July 13, 2010

Determining whether a provision in a collective bargaining agreement is subject to arbitration

Determining whether a provision in a collective bargaining agreement is subject to arbitration
Matter of Village of Johnson City v Johnson City Firefighters Assn., Local 921 IAFF, 2010 NY Slip Op 06034, decided on July 8, 2010, Appellate Division, Third Department

The collective bargaining agreement between the Johnson City Firefighters Association, Local 921 IAFF and the Village of Johnson City included a grievance procedure that provided that disputes "involving the interpretation or application of any provisions of [the CBA]" are subject to binding arbitration.”

Other provisions in the collective bargaining agreement provided that the Village [1] will not "lay-off any member of the bargaining unit" and [2] is not "required to 'back fill' hire additional members to meet staffing level of expired agreement."

When the Village Board voted to eliminate the then vacant position of Assistant Chief, Local 921 filed a grievance and ultimately served a demand for arbitration upon the Village and the Public Employment Relations Board.

The Village filed a petition in Supreme Court seeking to permanently stay the arbitration. Supreme Court holding that the grievance filed by the Local was subject to arbitration, denied the Village's application to stay arbitration, and granted the Union's cross claim to compel arbitration. The Village appealed the Supreme Court’s ruling.

The Appellate Division said that a two-part test is used to determine whether a grievance may be arbitrated: [1] Is there is any statutory, constitutional or public policy prohibition against arbitration of the grievance? and [2] Does the CBA indicate that the parties have agreed to arbitrate the dispute at issue?

Applying the first test, the Appellate Division said that contrary to the Village's claim that arbitration of the issue is barred, “Although public employers have the ‘undisputed management prerogative’ to eliminate civil service positions … ‘it is clear that a public employer is permitted to voluntarily agree to submit controversies over staff size or minimum staffing levels to arbitration.’"

Citing its decision in a recent dispute involving the same CBA, Matter of Johnson City Professional Firefighters Local 921 [Village of Johnson City], 72 AD3d 1235, in which it held that no conflict with Civil Service Law §80 or other statutory, decisional, or public policy prohibition barred arbitration of the Local's grievance against the Village's abolition of six firefighters' positions, the Appellate Division said that it found “no reason to conclude otherwise here.”

Turning to the second prong of the test, “did the parties have agreed to arbitrate the dispute at issue," the court said the decision turns on “whether the parties have so agreed is limited to determin[ing] whether there is a reasonable relationship between the subject matter of the dispute and the general subject matter of the CBA."

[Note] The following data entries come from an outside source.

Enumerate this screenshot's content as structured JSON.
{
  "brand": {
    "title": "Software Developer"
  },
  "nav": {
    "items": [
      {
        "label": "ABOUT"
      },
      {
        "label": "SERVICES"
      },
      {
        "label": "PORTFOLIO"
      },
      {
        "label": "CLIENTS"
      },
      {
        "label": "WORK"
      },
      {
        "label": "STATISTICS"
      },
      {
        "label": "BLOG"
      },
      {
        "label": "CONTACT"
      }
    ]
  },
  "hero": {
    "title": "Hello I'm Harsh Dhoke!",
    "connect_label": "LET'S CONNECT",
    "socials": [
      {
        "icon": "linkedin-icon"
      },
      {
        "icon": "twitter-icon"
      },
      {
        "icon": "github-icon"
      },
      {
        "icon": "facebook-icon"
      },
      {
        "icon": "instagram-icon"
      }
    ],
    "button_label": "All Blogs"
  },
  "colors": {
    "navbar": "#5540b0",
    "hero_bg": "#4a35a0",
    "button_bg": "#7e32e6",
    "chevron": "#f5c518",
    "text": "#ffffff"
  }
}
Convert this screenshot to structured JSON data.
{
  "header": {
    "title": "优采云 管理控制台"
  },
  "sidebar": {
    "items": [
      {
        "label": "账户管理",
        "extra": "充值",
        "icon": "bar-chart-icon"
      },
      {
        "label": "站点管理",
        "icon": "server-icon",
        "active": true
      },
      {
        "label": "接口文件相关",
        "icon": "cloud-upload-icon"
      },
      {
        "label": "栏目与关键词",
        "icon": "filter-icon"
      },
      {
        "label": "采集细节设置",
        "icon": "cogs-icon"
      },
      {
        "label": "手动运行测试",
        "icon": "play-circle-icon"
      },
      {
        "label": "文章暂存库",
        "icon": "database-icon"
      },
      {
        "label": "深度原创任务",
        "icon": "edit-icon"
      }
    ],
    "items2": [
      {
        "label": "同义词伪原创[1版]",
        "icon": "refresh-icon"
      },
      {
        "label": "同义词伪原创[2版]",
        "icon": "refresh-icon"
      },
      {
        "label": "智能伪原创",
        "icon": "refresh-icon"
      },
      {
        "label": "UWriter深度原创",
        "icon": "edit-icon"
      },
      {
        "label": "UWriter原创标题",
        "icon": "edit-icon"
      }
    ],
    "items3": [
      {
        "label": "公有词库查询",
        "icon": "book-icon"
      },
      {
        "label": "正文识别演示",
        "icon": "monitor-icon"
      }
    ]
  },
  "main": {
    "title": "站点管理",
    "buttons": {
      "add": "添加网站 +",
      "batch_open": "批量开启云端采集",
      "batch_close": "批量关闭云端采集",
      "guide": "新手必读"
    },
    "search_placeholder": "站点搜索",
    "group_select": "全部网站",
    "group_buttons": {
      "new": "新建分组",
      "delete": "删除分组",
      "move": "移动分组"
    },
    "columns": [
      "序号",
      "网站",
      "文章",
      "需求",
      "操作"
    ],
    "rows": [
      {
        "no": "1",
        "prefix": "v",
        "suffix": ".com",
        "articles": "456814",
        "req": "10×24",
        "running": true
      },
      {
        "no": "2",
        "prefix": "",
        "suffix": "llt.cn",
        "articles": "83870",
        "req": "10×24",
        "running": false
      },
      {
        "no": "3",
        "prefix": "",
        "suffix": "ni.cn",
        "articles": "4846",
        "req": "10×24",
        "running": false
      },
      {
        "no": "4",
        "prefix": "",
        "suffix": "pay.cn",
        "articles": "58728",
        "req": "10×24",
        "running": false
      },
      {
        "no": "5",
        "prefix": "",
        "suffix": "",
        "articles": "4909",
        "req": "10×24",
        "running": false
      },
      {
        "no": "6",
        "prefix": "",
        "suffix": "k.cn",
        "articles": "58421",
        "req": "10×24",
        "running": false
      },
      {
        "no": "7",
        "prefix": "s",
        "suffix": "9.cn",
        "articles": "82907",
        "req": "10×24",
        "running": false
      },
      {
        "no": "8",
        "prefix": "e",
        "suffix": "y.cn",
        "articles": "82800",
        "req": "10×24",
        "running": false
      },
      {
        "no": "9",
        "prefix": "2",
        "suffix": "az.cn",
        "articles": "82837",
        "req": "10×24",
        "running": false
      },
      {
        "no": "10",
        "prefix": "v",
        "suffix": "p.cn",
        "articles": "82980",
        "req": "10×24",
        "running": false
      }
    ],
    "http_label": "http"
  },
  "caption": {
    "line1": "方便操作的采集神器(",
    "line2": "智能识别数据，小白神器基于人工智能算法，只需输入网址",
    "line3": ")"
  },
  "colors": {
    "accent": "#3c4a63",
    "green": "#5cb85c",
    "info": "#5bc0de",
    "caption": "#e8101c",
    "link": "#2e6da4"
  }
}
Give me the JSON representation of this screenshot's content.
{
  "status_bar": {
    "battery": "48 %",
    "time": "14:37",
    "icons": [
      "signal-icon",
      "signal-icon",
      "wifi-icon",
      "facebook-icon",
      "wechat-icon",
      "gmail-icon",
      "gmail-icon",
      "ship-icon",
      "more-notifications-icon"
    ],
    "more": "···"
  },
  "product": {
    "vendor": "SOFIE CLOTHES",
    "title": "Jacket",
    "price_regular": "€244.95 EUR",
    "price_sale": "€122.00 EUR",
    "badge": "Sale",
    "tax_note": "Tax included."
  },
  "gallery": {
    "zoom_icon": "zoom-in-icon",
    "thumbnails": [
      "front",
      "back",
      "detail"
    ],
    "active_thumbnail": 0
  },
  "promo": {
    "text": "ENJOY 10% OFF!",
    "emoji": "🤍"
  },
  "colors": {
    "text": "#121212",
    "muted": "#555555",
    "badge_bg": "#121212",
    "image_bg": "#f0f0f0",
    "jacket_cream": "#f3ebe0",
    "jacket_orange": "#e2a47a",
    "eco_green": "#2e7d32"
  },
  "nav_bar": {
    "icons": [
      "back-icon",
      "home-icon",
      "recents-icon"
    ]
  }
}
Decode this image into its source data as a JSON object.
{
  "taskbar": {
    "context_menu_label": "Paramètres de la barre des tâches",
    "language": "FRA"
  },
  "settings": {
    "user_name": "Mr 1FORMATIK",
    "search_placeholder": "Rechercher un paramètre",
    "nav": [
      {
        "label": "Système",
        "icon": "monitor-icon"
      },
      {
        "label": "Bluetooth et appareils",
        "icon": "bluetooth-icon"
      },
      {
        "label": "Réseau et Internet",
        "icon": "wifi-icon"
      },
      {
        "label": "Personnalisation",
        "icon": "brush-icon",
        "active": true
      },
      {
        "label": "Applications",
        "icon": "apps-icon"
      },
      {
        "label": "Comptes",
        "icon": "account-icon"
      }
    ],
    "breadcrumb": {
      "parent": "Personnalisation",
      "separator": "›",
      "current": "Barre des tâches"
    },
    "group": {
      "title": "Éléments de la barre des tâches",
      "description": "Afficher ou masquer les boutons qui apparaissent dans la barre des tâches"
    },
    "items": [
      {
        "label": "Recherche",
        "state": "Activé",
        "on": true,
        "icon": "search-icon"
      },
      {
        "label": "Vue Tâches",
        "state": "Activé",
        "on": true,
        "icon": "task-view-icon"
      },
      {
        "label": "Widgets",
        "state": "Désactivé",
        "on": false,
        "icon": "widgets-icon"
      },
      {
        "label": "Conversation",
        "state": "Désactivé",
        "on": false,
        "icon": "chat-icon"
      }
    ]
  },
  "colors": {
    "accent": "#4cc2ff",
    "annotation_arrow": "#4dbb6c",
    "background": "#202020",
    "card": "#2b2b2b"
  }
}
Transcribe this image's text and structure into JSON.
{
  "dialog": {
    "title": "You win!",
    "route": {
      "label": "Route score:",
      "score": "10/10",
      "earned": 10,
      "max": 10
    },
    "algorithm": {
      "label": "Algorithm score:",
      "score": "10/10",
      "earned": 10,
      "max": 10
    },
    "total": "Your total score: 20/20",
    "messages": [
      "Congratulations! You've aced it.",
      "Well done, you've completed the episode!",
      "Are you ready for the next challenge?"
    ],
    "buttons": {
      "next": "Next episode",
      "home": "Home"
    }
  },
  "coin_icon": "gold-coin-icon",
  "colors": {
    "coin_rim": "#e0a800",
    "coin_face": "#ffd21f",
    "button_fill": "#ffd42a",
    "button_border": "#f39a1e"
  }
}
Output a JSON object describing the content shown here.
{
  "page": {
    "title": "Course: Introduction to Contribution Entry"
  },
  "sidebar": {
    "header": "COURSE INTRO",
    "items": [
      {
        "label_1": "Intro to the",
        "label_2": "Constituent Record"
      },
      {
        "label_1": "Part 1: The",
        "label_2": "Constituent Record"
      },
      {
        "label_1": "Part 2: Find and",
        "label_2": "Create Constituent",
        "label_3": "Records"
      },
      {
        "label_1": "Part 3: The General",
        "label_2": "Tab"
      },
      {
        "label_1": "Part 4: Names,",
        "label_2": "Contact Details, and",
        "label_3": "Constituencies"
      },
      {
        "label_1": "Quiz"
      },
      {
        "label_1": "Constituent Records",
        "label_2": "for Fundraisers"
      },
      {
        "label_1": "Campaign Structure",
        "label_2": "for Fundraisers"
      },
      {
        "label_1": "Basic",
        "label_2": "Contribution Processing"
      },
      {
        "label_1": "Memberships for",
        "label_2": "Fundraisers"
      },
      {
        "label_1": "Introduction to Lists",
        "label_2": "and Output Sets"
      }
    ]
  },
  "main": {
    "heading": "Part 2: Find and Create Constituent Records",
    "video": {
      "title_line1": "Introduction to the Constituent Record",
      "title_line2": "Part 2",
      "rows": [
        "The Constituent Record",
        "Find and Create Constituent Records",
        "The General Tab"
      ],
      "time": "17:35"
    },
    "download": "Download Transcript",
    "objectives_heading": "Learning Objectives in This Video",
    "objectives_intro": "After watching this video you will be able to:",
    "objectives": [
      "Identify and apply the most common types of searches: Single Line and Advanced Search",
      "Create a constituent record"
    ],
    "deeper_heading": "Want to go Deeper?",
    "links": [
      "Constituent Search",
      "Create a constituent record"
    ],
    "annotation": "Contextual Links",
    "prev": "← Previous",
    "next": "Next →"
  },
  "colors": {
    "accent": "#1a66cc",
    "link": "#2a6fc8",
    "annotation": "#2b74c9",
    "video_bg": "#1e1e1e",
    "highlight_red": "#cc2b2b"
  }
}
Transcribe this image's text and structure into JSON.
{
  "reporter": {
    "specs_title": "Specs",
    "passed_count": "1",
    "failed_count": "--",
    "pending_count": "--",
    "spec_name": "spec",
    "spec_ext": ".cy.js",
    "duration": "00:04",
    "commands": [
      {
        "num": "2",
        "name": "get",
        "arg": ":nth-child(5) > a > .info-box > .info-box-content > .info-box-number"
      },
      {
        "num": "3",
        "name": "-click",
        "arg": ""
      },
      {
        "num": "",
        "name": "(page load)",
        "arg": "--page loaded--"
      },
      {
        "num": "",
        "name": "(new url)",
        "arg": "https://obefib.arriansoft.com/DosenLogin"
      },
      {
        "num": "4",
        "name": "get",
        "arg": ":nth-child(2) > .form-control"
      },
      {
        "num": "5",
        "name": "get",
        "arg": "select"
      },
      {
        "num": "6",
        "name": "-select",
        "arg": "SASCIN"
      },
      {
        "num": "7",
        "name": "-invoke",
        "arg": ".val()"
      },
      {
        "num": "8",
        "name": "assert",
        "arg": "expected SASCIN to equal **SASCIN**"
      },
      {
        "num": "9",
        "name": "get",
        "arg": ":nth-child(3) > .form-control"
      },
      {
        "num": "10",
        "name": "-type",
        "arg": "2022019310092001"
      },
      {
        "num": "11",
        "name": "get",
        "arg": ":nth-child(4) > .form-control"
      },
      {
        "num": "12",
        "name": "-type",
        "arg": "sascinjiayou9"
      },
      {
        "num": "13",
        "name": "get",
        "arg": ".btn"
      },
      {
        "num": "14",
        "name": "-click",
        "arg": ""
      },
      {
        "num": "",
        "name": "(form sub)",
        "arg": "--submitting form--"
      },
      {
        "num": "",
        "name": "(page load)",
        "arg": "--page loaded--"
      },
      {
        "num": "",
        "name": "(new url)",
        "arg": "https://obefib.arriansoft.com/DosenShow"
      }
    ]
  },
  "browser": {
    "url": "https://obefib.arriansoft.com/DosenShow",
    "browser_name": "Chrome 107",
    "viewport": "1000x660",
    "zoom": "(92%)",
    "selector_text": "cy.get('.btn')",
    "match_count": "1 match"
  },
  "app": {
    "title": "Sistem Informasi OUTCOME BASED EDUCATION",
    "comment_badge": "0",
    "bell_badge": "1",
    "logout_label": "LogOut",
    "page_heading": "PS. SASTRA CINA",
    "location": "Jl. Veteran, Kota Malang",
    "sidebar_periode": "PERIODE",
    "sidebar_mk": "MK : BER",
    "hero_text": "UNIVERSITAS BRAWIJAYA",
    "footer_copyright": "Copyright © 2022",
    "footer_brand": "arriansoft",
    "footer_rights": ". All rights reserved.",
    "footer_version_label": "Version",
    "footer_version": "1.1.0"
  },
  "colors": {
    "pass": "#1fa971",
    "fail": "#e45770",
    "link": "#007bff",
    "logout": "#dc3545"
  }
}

Pointing out that the elimination of the vacant title of Assistant Chief caused no firefighter to lose employment and that the Local “concedes that the clause in the CBA providing that the Village will ‘not lay-off any member of the bargaining unit’ is not implicated,” the Appellate Division said that it could not agree that there was any "reasonable relationship" between the parties' dispute and any provision of the CBA.

The court also rejected the Local’s theory that eliminating the Assistant Chief position could potentially violate the CBS's out-of-title work provision if the Village assigned a firefighter to carry out the Assistant Chief's duties, holding that such an argument “is entirely speculative on this record.”

In the words of the court: “The CBA requires arbitration of any grievance involving the interpretation or application of any of its provisions. The CBA does not refer, explicitly or implicitly, to the elimination of vacant positions; thus, resolution of the parties' dispute does not involve interpreting or applying any of its provisions, and no breach of the CBA has been effectively alleged. In such circumstances, even a broad clause like the one at issue here cannot be construed to require arbitration.”

Reversing Supreme Court’s granting the Local cross-petition demanding arbitration, the Appellate Divisions said that Village’s application to stay arbitration was improperly denied and granted its petition to stay arbitration.